Description

Class:

jwst.reset.ResetStep

Alias:

reset

The reset correction is a MIRI step that attempts to correct for the reset anomaly effect. This effect is caused by the non-ideal behavior of the FET upon resetting in the dark causing the initial frames in an integration to be offset from their expected values. Another MIRI effect caused by resetting the detectors is the RSCD effect (see rscd).

Assumptions

The reset correction is a MIRI-specific correction. It will not be applied to data from other instruments.

Background

For MIRI exposures, the initial groups in each integration suffer from two effects related to the resetting of the detectors. The first effect is that the first few groups after a reset do not fall on the expected linear accumulation of signal. The most significant deviations occur in groups 1 and 2. This behavior is relatively uniform detector-wide. The second effect, on the other hand, is the appearance of significant extra spatial structure in these initial groups, before fading out in later groups.

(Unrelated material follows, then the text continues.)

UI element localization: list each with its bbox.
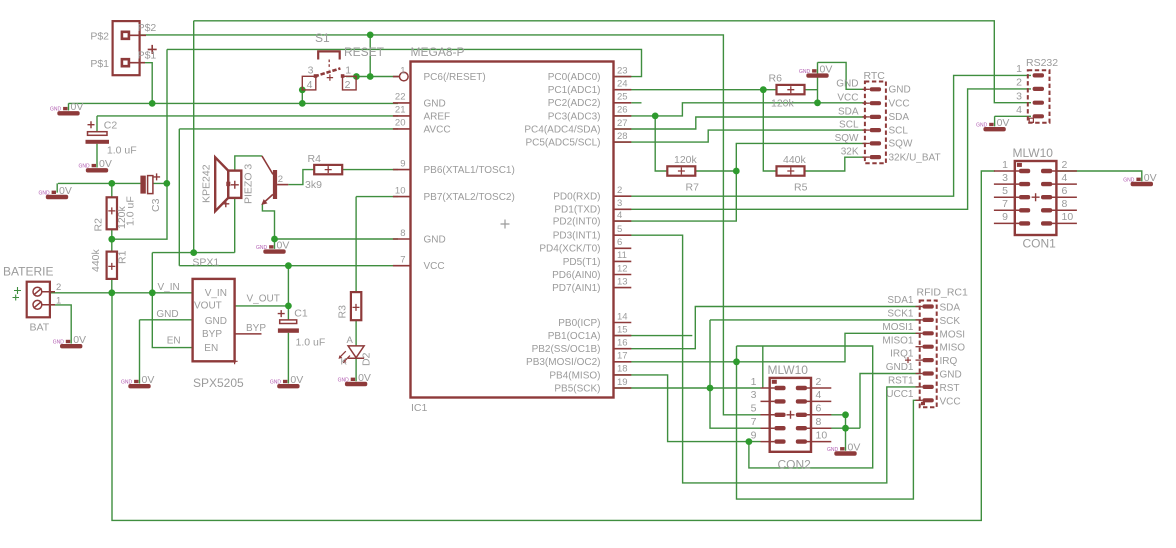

The reset anomaly effect fades out by ~group 15 for full array data. It takes a few more groups for the effect to fade away on subarray data. The time constant of the effect seems to be closely related to the group number and not time since reset.

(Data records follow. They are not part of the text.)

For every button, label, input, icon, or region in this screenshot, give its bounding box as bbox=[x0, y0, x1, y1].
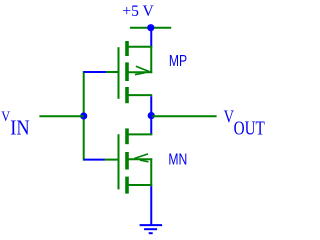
MN channel middle segment bbox=[125, 152, 129, 170]
MP bulk lead bbox=[129, 71, 153, 73]
MN arrow lower barb bbox=[140, 160, 149, 162]
wire output node to MN drain (blue) bbox=[150, 116, 152, 135]
MN channel bottom segment bbox=[125, 177, 129, 194]
MP channel bottom segment bbox=[125, 87, 129, 103]
wire MP drain to output node (blue) bbox=[150, 96, 152, 115]
wire VIN input (green) bbox=[39, 115, 83, 117]
MN bulk-source tie vertical bbox=[150, 159, 152, 186]
label VOUT bbox=[224, 108, 266, 139]
ground bbox=[140, 225, 163, 233]
svg-text:V: V bbox=[224, 108, 235, 126]
node OUT junction dot bbox=[148, 112, 155, 119]
wire bus to MN gate: blue segment bbox=[84, 159, 105, 161]
MN gate lead (green part) bbox=[105, 159, 118, 161]
svg-text:+5 V: +5 V bbox=[122, 3, 154, 20]
MN gate bar bbox=[118, 134, 120, 189]
MP gate lead (green part) bbox=[105, 71, 118, 73]
MP gate bar bbox=[118, 47, 120, 99]
wire output node to VOUT (green) bbox=[151, 115, 216, 117]
label VIN bbox=[1, 108, 29, 140]
MP channel top segment bbox=[125, 41, 129, 56]
MP drain lead (bottom) bbox=[129, 94, 153, 96]
wire bus to MP gate: blue segment bbox=[84, 71, 106, 73]
wire VDD to MP drain (blue) bbox=[150, 28, 152, 48]
label +5 V bbox=[122, 3, 154, 20]
MP bulk-source tie vertical bbox=[150, 47, 152, 73]
node VDD junction dot bbox=[147, 24, 154, 31]
svg-text:OUT: OUT bbox=[234, 116, 266, 138]
wire input gate bus vertical (green) bbox=[83, 71, 85, 161]
MN source lead (bottom) bbox=[129, 184, 153, 186]
transistor Q1 MP (PMOS) bbox=[105, 41, 152, 103]
MP arrow lower barb bbox=[135, 73, 145, 75]
MP source lead (top) bbox=[129, 46, 153, 48]
label MN bbox=[168, 151, 187, 169]
MN arrow upper barb bbox=[134, 154, 148, 159]
svg-text:V: V bbox=[1, 108, 10, 124]
svg-text:IN: IN bbox=[10, 116, 29, 139]
label MP bbox=[169, 53, 187, 71]
MP channel middle segment bbox=[125, 62, 129, 81]
MN drain lead (top) bbox=[129, 133, 153, 135]
MP arrow upper barb bbox=[136, 66, 150, 72]
svg-text:MP: MP bbox=[169, 53, 187, 71]
wire MN source to ground (blue) bbox=[150, 186, 152, 225]
power +5V rail bbox=[130, 27, 171, 29]
node IN junction dot bbox=[80, 112, 87, 119]
svg-text:MN: MN bbox=[168, 151, 187, 169]
MN bulk lead bbox=[129, 158, 153, 160]
transistor Q2 MN (NMOS) bbox=[105, 128, 153, 193]
MN channel top segment bbox=[125, 128, 129, 144]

For multiple integration data, the reset anomaly also varies in amplitude for the first few integrations before settling down to a relatively constant correction for integrations greater than the second integration for full array data. Because of the shorter readout time, the subarray data requires a few more integrations before the effect is relatively stable from integration to integration.

Algorithm

The reset correction step applies the reset reference file. The reset reference file contains an integration dependent correction for the first N groups, where N is defined by the reset correction reference file.

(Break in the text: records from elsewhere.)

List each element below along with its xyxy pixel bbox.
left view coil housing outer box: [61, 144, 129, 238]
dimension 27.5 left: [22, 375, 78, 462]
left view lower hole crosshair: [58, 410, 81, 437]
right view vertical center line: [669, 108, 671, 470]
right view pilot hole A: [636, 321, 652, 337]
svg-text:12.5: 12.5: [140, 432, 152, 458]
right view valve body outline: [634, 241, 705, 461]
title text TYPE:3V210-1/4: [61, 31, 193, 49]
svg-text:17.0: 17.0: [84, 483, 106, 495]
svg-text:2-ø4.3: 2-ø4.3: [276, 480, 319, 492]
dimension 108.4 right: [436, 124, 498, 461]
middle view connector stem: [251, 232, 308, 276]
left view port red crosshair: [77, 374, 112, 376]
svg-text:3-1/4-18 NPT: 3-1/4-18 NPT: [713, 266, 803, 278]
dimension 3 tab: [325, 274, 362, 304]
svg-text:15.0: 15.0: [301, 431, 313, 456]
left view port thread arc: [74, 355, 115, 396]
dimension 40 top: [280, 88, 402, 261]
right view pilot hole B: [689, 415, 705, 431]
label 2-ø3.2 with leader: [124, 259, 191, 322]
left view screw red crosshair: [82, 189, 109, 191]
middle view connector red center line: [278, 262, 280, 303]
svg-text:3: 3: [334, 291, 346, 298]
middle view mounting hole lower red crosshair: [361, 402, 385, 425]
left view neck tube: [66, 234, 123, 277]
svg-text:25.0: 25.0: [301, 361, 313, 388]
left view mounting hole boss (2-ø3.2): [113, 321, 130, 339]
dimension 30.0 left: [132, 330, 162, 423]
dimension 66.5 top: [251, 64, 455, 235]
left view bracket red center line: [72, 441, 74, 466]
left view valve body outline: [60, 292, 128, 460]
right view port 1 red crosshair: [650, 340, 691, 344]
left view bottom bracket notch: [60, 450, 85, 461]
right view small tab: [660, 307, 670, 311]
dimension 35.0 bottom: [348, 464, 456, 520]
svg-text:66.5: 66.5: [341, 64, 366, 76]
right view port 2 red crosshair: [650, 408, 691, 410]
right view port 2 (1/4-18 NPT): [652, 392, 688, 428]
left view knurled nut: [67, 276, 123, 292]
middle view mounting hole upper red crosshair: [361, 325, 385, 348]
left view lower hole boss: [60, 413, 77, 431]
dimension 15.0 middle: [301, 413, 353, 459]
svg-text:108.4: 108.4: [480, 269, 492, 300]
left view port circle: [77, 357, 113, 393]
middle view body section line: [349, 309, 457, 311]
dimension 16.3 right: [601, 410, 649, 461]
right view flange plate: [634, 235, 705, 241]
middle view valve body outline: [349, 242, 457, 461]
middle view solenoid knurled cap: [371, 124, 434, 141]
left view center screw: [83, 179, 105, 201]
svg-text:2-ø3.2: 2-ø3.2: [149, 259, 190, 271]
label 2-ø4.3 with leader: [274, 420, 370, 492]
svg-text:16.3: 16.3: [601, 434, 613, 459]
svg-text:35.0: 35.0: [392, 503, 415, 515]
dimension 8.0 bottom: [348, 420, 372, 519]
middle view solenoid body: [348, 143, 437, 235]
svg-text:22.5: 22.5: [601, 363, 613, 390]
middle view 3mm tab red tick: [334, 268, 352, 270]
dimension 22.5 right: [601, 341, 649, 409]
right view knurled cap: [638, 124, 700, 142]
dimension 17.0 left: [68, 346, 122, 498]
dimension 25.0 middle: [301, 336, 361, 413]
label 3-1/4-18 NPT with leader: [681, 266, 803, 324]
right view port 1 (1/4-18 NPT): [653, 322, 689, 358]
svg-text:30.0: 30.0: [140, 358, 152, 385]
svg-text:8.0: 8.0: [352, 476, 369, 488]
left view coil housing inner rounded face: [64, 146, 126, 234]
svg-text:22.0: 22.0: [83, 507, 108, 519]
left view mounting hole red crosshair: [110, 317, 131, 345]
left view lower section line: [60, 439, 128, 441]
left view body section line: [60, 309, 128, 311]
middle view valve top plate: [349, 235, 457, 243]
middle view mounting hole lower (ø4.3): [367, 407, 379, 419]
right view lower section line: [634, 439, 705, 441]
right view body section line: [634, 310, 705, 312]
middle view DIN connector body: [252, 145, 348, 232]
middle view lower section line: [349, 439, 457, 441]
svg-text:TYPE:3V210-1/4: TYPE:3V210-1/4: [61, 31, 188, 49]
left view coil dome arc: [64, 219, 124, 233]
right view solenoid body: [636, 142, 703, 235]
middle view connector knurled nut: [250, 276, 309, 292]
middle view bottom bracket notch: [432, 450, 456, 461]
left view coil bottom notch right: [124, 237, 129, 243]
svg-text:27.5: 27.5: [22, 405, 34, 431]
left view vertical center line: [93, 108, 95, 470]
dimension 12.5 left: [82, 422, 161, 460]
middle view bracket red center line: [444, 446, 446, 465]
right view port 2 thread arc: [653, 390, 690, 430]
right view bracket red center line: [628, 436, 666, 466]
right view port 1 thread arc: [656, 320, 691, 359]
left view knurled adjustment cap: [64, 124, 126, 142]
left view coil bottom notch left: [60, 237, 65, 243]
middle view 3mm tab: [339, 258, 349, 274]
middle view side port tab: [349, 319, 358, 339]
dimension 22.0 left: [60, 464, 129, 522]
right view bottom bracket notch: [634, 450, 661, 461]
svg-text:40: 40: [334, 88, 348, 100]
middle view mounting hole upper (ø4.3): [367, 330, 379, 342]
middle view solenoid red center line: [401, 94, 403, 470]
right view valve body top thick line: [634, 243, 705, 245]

The format of the reset reference file is NCols X NRows X NGroups X NInts. For full frame data, the current implementation uses a reset anomaly reference file, which contains a correction for the first 15 groups for all integrations. The reference file contains two corrections: one for the first integration and a second one for all other integrations. The correction was determined so that the correction is forced to be zero on group 15. For each integration in the input science data, the reset corrections are subtracted, group-by-group, integration-by- integration. If the input science data contains more groups than the reset correction, then correction for those groups is zero. If the input science data contains more integrations than the reset correction then the correction corresponding to the last integration in the reset file is used.

There is a single, NCols X NRowss, DQ flag image for all the integrations. The reset DQ flag array are combined with the science PIXELDQ array using numpy’s bitwise_or function. The ERR arrays of the science data are currently not modified at all.

Subarrays

The reset correction is subarray-dependent, therefore this step makes no attempt to extract subarrays from the reset reference file to match input subarrays. It instead relies on the presence of matching subarray reset reference files in the CRDS. In addition, the number of NGROUPS and NINTS for subarray data varies from the full array data as well as from each other.